Acid Peatlands are widely distributed across northern Minnesota, but they are typically small and isolated. They are confined to particular hydrologic regimes, soil types, and landscape positions. Also, many of the species found in Acid Peatlands are associated with acidic soil conditions. Therefore, these systems are not expected to expand to new territory within the assessment area or outcompete other forest types. Because of their acid conditions, however, these forests may face less competition from other forest types.

Multiple forest impact models tend to agree that these species are more likely to decrease in suitable habitat and biomass across a range of climate scenarios by the end of the century. Black spruce and tamarack are at the southern edge of their ranges in Minnesota, and therefore may not tolerate warmer conditions. Minnesota is also approaching the southern range limit for sphagnum moss. Acid peatlands also contain a suite of rare and endemic plant species that are adapted to acidic, nutrient-poor conditions.

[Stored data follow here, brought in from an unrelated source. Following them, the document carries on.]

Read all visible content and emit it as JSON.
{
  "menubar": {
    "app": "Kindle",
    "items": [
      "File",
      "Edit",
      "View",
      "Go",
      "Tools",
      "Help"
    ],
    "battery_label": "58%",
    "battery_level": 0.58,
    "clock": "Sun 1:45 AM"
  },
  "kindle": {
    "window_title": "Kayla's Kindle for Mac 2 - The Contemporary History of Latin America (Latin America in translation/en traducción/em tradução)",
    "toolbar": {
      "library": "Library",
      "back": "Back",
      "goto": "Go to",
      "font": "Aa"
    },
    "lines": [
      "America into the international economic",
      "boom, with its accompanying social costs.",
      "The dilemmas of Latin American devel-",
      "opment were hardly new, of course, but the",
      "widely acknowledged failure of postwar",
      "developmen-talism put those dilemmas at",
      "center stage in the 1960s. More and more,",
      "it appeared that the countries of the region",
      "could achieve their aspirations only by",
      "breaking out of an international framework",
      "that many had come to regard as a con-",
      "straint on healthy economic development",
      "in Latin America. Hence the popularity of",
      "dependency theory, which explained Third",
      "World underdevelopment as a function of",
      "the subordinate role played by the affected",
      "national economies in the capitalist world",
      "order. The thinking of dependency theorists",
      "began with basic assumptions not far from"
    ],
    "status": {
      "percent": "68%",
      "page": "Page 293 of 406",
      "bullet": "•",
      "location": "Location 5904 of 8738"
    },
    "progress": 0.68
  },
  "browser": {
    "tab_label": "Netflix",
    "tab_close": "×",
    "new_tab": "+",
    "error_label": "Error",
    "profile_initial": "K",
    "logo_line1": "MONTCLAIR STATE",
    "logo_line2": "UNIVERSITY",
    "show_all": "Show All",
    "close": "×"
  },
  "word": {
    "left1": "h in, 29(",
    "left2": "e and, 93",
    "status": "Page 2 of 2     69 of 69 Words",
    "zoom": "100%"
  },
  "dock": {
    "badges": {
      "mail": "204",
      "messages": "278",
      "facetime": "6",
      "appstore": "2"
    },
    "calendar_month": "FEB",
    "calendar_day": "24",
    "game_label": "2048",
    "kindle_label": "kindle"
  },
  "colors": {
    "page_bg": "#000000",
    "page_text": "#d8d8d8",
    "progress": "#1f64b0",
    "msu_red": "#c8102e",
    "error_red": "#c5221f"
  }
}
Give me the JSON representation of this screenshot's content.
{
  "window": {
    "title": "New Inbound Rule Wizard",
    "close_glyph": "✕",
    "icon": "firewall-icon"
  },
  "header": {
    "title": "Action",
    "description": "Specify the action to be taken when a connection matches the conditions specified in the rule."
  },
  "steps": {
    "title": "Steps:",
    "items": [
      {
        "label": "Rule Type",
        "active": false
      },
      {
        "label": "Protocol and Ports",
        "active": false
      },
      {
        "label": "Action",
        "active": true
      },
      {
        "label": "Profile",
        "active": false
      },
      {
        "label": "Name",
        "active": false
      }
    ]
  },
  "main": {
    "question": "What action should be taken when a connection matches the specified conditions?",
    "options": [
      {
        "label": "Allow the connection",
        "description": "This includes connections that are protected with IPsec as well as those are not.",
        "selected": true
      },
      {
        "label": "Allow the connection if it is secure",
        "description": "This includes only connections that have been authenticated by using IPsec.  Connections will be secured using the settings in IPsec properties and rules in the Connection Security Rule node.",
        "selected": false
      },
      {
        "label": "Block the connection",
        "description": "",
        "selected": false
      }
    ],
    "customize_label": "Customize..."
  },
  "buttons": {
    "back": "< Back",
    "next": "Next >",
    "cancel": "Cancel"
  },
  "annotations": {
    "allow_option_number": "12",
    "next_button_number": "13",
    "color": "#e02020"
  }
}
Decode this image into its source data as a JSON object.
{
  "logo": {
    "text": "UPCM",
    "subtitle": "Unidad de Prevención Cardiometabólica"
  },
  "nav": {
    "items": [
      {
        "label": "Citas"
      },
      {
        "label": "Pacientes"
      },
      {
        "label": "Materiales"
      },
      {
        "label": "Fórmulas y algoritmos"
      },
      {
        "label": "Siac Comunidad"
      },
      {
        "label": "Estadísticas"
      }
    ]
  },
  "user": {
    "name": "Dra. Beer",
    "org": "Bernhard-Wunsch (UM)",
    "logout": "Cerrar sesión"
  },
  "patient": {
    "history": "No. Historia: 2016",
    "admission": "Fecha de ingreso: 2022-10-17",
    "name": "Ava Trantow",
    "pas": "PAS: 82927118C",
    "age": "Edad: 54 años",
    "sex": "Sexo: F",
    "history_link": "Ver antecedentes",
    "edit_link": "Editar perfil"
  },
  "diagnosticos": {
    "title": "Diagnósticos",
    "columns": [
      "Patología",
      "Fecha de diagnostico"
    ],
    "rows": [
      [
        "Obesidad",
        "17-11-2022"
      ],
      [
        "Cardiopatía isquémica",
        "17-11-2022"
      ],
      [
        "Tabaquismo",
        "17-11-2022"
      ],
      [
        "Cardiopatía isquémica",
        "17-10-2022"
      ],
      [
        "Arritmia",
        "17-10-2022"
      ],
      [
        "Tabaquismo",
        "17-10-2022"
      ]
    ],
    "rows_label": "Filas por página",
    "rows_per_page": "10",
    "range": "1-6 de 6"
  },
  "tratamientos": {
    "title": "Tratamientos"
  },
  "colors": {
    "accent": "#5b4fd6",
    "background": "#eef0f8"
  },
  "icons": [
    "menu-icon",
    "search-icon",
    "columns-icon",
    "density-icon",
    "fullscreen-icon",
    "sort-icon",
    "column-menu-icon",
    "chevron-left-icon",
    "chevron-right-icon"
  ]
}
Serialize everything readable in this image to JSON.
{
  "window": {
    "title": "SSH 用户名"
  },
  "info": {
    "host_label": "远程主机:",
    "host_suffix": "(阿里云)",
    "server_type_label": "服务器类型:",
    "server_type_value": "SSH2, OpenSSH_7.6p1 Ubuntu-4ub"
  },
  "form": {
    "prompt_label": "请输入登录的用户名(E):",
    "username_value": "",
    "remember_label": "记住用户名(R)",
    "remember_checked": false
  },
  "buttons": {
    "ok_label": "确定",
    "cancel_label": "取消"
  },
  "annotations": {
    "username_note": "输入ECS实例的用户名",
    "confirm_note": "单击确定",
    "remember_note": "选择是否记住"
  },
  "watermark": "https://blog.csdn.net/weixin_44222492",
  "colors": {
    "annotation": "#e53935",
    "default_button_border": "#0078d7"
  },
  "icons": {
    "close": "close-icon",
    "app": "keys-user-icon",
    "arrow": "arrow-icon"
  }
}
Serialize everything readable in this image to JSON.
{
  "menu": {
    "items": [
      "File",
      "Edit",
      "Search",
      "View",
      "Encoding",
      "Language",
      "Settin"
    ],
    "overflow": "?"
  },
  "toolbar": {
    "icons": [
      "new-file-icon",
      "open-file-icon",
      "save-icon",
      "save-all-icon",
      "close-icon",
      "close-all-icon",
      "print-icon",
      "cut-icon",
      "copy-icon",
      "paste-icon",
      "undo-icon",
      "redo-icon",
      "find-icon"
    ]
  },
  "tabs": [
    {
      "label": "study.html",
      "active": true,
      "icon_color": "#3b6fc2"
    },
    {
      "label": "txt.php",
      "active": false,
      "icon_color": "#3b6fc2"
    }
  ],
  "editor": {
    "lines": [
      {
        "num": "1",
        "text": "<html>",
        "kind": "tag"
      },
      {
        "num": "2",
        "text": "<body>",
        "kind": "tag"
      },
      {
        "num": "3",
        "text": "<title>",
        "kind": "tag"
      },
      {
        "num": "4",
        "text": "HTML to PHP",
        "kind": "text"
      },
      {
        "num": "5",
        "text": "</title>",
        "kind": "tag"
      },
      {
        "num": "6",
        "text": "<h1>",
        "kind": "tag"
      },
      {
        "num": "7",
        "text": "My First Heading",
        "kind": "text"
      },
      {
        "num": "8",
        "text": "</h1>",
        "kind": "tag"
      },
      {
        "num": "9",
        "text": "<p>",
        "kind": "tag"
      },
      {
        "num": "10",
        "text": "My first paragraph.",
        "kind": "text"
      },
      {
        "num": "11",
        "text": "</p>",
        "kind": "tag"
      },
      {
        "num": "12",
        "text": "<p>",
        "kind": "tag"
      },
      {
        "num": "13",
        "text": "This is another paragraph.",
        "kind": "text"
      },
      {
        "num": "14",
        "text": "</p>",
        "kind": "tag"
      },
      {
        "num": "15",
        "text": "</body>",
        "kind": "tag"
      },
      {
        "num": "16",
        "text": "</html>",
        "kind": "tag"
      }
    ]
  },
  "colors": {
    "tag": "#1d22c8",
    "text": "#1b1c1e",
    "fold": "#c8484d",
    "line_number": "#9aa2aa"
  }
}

Peatlands function in a relatively narrow window of water table conditions and can respond in a matter of years to water table changes. Higher water levels could result in a transition to open peatland systems, but lower water levels could allow other forest types to invade as peat layers dry and decompose. The effects of roads, beaver dams, drainage ditches, or other watershed modifications may be intensified by climate change. Acid Peatlands typically occur on perched water tables without connection to groundwater.

Forested Rich Peatlands are widely distributed across northern Minnesota, but are confined to particular hydrologic regimes, soil types, and landscape positions. Therefore, they are not expected to expand to new territory within the assessment area or outcompete other forest types.

Higher growing-season temperatures may increase evapotranspiration rates and lower water tables in peat systems. This would reduce the rate of peat accumulation. Peat might also start to degrade over time in these systems as a result of increasing decomposition rates due to warmer conditions or lower water levels.

Multiple forest impact models tend to agree that these species are more likely to decrease in suitable habitat and biomass across a range of climate scenarios by the end of the century. Most species in this system are at the southern edge of their ranges in Minnesota, and therefore may not tolerate warmer conditions. Minnesota is also approaching the southern range limit for sphagnum moss.

Forested Rich Peatlands function in a relatively narrow window of water table conditions and can respond in a matter of years to water table changes. Higher water levels could result in a transition to open peatland systems, but lower water levels could allow other forest types to invade as peat layers dry and decompose. The effects of roads, beaver dams, drainage ditches, or other watershed modifications may be intensified by climate change. Forested Rich Peatlands in large complexes fed through groundwater may be somewhat buffered from seasonal or short-term moisture deficits.

Invasive species such as European buckthorn and reed canarygrass are generally expected to benefit from longer growing seasons, disrupted environments, and warmer temperatures, but it's hard to predict exactly how they may be affected by climate change.

The ongoing decline in black ash documented in northern Minnesota already presents problems for the health of Wet Forests. It also seems very likely that the emerald ash borer will reduce the amount of black ash in northern Minnesota. This is particularly concerning for black ash swamps that don't contain many other species. If ash are removed, there is a risk that water tables will rise in these Wet Forests and they may not be able to maintain tree cover.

Multiple forest impact models tend to agree that these species are more likely to increase in suitable habitat and biomass across a range of climate scenarios by the end of the century.